XML Input File Sample with User-specified Configuration (DTA)
Copy and paste this sample of an XML input file that specifies a user-specified configuration with the Configuration element into your favorite XML editor or text editor. This enables you to perform "what-if" analysis. "What-if" analysis involves using the Configuration element to specify a set of hypothetical physical design structures for the database you want to tune. Then you use Database Engine Tuning Advisor to analyze the effects of running a workload against this hypothetical configuration to find out whether it improves query processing performance. This type of analysis provides the advantage of evaluating the new configuration without incurring the overhead of actually implementing it.
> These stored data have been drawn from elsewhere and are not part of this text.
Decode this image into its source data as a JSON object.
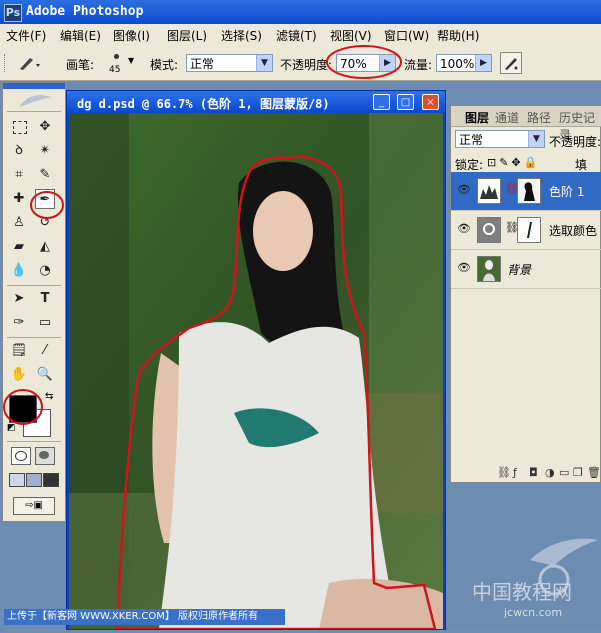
{
  "app": {
    "title": "Adobe Photoshop",
    "logo_text": "Ps"
  },
  "menu": [
    "文件(F)",
    "编辑(E)",
    "图像(I)",
    "图层(L)",
    "选择(S)",
    "滤镜(T)",
    "视图(V)",
    "窗口(W)",
    "帮助(H)"
  ],
  "options": {
    "brush_label": "画笔:",
    "brush_size": "45",
    "mode_label": "模式:",
    "mode_value": "正常",
    "opacity_label": "不透明度:",
    "opacity_value": "70%",
    "flow_label": "流量:",
    "flow_value": "100%"
  },
  "document": {
    "title": "dg d.psd @ 66.7% (色阶 1, 图层蒙版/8)",
    "controls": {
      "minimize": "_",
      "maximize": "□",
      "close": "×"
    }
  },
  "layers_panel": {
    "tabs": [
      "图层",
      "通道",
      "路径",
      "历史记录"
    ],
    "blend_mode": "正常",
    "opacity_label": "不透明度:",
    "lock_label": "锁定:",
    "fill_label": "填充:",
    "layers": [
      {
        "name": "色阶 1",
        "selected": true
      },
      {
        "name": "选取颜色",
        "selected": false
      },
      {
        "name": "背景",
        "selected": false
      }
    ],
    "bottom_icons": [
      "link-icon",
      "fx-icon",
      "mask-icon",
      "adjustment-icon",
      "folder-icon",
      "new-layer-icon",
      "trash-icon"
    ]
  },
  "toolbox": {
    "tools": [
      "marquee-tool",
      "move-tool",
      "lasso-tool",
      "magic-wand-tool",
      "crop-tool",
      "slice-tool",
      "healing-brush-tool",
      "brush-tool",
      "clone-stamp-tool",
      "history-brush-tool",
      "eraser-tool",
      "paint-bucket-tool",
      "blur-tool",
      "dodge-tool",
      "path-selection-tool",
      "type-tool",
      "pen-tool",
      "shape-tool",
      "notes-tool",
      "eyedropper-tool",
      "hand-tool",
      "zoom-tool"
    ],
    "foreground_color": "#000000",
    "background_color": "#ffffff"
  },
  "status": {
    "text": "上传于【新客网 WWW.XKER.COM】 版权归原作者所有"
  },
  "watermark": {
    "text": "中国教程网",
    "url": "jcwcn.com"
  },
  "accent_colors": {
    "title_blue": "#0a48cf",
    "annotation_red": "#d0141b",
    "selected_layer": "#316ac5"
  }
}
If your hypothetical configuration does not provide the performance improvements you want, it is easy to change it and analyze it again until you reach the configuration that produces the results you need.
After copying this sample into your editing tool, replace the values specified for the Server, Database, Schema, Table, Workload, TuningOptions, and Configuration elements with those for your specific tuning session. For more information about all of the attributes and child elements that you can use with these elements, see the XML Input File Reference (Database Engine Tuning Advisor). The following sample uses only a subset of available attribute and child element options.
Code
<?xml version="1.0" encoding="utf-16" ?>
<DTAXML xmlns:xsi="http://www.w3.org/2001/XMLSchema-instance" xmlns="https://schemas.microsoft.com/sqlserver/2004/07/dta">
<DTAInput>
<Server>
<Name>MyServerName</Name>
<!-- To tune multiple databases, list them and their associated tables in the following section. -->
<Database>
<Name>MyDatabaseName</Name>
<Schema>
<Name>MyDatabaseSchemaName</Name>
<!-- You can list as many tables as necessary in the following section. -->
<Table>
<Name>MyTableName1</Name>
</Table>
<Table>
<Name>MyTableName2</Name>
</Table>
</Schema>
</Database>
</Server>
<Workload>
<!-- The following element specifies a workload file, which can be a trace file or a Transact-SQL script file. -->
<File>c:\PathToYourWorkloadFile</File>
</Workload>
<TuningOptions>
<TuningTimeInMin>180</TuningTimeInMin>
<StorageBoundInMB>10000</StorageBoundInMB>
<FeatureSet>IDX_IV</FeatureSet>
<Partitioning>NONE</Partitioning>
<KeepExisting>NONE</KeepExisting>
<OnlineIndexOperation>OFF</OnlineIndexOperation>
</TuningOptions>
<Configuration SpecificationMode="Absolute">
<Server>
<Name>MyServerName</Name>
<Database>
<Name>MyDatabaseName</Name>
<Schema>
<Name>MyDatabaseSchemaName</Name>
<Table>
<Name>MyTableName1</Name>
<Recommendation>
<Create>
<Index Clustered="true" Unique="false" Online="false" IndexSizeInMB="873.75">
<Name>MyIndexName</Name>
<Column Type="KeyColumn" SortOrder="Ascending">
<Name>MyColumnName1</Name>
</Column>
<Filegroup>MyFileGroupName1</FileGroup>
</Index>
</Create>
</Recommendation>
</Table>
</Schema>
</Database>
</Server>
</Configuration>
</DTAInput>
</DTAXML>
Comments
Dropping physical design structures is not supported if you specify the Absolute mode for the Configuration element (Configuration SpecificationMode="Absolute").
You cannot create and drop the same physical design structure in either mode (Relative or Absolute) of the Configuration element.